Pemungutan Suara Untuk Perdana Menteri Ditunda Menyebabkan Kebuntuan Politik Thailand Berlarut-larut

Manaberita.com – MAHKAMAH Konstitusi telah mulai meninjau kasus yang menantang penolakan legislatif untuk memberikan partai pemenang pemilu kesempatan kedua untuk membentuk pemerintahan, dan akibatnya, legislatif Thailand telah menunda pemungutan suara tentang siapa yang akan menjadi perdana menteri berikutnya. Aksi Kamis itu memperpanjang kebuntuan politik yang menimbulkan kekhawatiran tentang stabilitas di negara Asia Tenggara itu, yang telah mengalami dua kudeta dan gelombang protes jalanan selama 20 tahun terakhir.

Dilansir Aljazeera, Menurut Ketua Wan Muhamad Noor Matha, banding Partai Maju ke Mahkamah Konstitusi harus diputuskan sebelum pemungutan suara perdana menteri, yang telah dijadwalkan pada hari Jumat, dapat dilakukan.

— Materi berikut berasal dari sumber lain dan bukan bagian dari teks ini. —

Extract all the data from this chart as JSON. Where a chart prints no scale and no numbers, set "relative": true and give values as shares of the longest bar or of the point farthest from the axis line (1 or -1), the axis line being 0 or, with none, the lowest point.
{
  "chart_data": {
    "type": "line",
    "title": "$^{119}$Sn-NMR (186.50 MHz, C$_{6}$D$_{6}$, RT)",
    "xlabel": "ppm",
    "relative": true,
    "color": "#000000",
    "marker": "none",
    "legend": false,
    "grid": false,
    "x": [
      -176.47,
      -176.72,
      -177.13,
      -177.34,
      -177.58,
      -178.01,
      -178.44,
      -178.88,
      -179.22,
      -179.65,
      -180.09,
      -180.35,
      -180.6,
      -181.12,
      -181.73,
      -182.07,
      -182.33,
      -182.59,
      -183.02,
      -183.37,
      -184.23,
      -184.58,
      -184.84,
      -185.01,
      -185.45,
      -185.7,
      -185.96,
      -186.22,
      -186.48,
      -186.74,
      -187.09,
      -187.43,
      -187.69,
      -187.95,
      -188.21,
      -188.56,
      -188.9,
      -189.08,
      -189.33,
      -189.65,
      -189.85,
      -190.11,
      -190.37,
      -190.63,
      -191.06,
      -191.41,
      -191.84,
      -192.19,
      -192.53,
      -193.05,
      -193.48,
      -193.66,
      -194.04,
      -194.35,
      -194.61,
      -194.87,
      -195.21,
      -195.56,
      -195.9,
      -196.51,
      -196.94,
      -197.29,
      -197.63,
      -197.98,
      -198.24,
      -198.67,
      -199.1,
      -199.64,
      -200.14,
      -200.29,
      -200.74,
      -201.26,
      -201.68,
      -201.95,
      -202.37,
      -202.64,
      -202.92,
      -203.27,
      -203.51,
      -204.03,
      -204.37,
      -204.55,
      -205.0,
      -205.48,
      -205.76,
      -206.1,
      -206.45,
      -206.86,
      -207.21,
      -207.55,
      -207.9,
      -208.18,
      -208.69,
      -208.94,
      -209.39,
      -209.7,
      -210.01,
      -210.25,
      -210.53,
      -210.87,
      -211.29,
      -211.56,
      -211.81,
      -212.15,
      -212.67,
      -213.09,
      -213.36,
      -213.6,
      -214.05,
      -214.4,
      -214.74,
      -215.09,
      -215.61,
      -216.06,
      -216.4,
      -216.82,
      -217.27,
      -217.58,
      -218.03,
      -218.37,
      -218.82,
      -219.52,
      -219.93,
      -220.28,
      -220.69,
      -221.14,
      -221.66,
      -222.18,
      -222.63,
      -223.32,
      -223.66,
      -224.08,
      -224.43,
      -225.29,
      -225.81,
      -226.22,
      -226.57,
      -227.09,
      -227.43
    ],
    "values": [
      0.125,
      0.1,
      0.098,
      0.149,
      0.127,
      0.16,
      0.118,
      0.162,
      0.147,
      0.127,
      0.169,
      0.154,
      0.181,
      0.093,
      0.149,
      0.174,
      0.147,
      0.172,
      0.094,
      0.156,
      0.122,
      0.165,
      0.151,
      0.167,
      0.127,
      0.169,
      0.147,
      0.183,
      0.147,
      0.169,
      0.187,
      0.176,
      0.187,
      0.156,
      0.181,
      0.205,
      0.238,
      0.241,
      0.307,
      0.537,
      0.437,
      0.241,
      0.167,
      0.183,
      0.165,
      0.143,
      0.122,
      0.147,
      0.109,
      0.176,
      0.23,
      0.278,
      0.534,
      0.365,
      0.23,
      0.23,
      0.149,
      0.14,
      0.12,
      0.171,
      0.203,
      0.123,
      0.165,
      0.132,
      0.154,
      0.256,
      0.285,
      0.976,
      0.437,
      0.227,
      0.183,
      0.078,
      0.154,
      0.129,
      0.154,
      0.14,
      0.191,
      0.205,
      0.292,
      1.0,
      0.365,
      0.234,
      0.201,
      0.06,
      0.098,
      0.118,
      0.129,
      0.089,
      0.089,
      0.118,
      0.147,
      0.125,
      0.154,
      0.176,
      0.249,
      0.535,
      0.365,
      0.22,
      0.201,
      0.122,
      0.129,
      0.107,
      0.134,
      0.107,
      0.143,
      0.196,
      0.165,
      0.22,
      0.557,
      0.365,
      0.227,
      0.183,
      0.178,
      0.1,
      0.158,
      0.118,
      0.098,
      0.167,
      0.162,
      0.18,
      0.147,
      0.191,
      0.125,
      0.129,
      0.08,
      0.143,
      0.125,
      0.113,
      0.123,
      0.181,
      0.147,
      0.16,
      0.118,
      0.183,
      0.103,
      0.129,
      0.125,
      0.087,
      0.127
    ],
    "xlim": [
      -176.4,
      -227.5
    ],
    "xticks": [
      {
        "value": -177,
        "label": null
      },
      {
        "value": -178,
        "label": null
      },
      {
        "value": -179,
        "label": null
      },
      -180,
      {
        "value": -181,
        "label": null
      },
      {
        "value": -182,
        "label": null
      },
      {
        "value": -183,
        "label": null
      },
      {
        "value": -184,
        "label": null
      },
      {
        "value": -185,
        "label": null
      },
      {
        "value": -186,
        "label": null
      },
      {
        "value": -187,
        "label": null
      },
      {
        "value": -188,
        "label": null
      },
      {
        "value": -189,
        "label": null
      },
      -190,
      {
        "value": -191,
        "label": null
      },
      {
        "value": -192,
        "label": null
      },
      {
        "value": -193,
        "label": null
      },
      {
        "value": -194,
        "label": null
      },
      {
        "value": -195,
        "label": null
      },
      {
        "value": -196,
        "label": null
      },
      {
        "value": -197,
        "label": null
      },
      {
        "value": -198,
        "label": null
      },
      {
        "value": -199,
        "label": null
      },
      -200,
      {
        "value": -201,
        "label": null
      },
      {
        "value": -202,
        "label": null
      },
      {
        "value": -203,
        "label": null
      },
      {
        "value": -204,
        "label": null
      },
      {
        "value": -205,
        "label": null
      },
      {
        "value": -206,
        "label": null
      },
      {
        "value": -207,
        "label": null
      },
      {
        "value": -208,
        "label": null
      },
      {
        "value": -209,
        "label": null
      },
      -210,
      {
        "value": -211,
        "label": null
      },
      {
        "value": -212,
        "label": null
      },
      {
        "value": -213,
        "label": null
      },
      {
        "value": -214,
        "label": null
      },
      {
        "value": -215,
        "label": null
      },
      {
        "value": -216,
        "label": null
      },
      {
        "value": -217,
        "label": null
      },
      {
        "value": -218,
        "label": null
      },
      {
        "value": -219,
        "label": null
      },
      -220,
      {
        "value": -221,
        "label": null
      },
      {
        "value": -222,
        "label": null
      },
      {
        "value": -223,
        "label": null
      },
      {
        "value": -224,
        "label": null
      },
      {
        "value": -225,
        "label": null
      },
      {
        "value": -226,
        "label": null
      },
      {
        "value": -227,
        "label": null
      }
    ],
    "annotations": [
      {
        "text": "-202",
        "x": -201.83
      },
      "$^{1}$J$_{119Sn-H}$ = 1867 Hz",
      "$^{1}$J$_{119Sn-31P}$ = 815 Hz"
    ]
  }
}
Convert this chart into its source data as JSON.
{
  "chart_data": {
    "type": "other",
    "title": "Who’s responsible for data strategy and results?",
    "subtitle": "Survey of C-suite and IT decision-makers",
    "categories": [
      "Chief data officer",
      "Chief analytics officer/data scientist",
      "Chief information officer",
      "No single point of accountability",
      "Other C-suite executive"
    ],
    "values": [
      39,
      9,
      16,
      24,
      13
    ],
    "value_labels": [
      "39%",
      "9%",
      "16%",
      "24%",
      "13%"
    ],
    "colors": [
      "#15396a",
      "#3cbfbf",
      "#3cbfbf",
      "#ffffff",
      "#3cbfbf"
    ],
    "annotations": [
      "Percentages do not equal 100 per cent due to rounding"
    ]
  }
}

Sebelum memutuskan kapan pemungutan suara baru akan dilakukan, katanya, “kita harus menunggu putusan Mahkamah Konstitusi pada 16 Agustus.” Move Forward membentuk koalisi dengan tujuh partai lain untuk membentuk pemerintahan setelah memenangkan kursi terbanyak dalam pemilihan umum pada 14 Mei lalu.

Karena penentangan dari lawan konservatif dan 250 senator yang diangkat selama pemerintahan militer, aliansi yang memegang 312 kursi di 500 anggota Dewan Perwakilan Rakyat, tidak dapat membentuk pemerintahan. Kedua majelis parlemen memberikan suara bersama untuk memilih perdana menteri. Pita Limjaroenrat, pemimpin Move Forward, kalah dalam upaya awalnya dengan lebih dari 50 suara di bulan Juli, terutama karena hanya 13 senator yang mendukungnya. Oposisi terhadap Pita, menurut anggota parlemen konservatif, bermula dari janji partainya untuk mengamandemen undang-undang yang melarang kritik terhadap monarki di negara tersebut.

Seminggu kemudian, pemungutan suara prosedural di parlemen melarang dia mencalonkan diri lagi, menghalangi upaya keduanya. Keputusan itu dirujuk ke Mahkamah Konstitusi oleh Ombudsman kerajaan agar bisa diperiksa apakah sesuai dengan undang-undang. Pada hari Kamis, pengadilan mengumumkan akan meninjau kembali kasus tersebut pada 16 Agustus dan akan membutuhkan lebih banyak waktu dan informasi untuk memutuskan apakah akan menerimanya.

Permohonan tersebut “memerlukan pertimbangan yang matang”, demikian alasan Mahkamah Konstitusi, “karena termasuk asas administrasi dalam sistem monarki konstitusional, maka Mahkamah memutuskan untuk menunda musyawarah untuk mempelajari lebih lanjut.” Koalisi reformis berada di bawah tekanan karena kebuntuan, dan Pheu Thai, partai terbesar kedua dalam koalisi, menyatakan pada hari Rabu bahwa mereka akan berupaya membentuk pemerintahan baru tanpa Move Forward.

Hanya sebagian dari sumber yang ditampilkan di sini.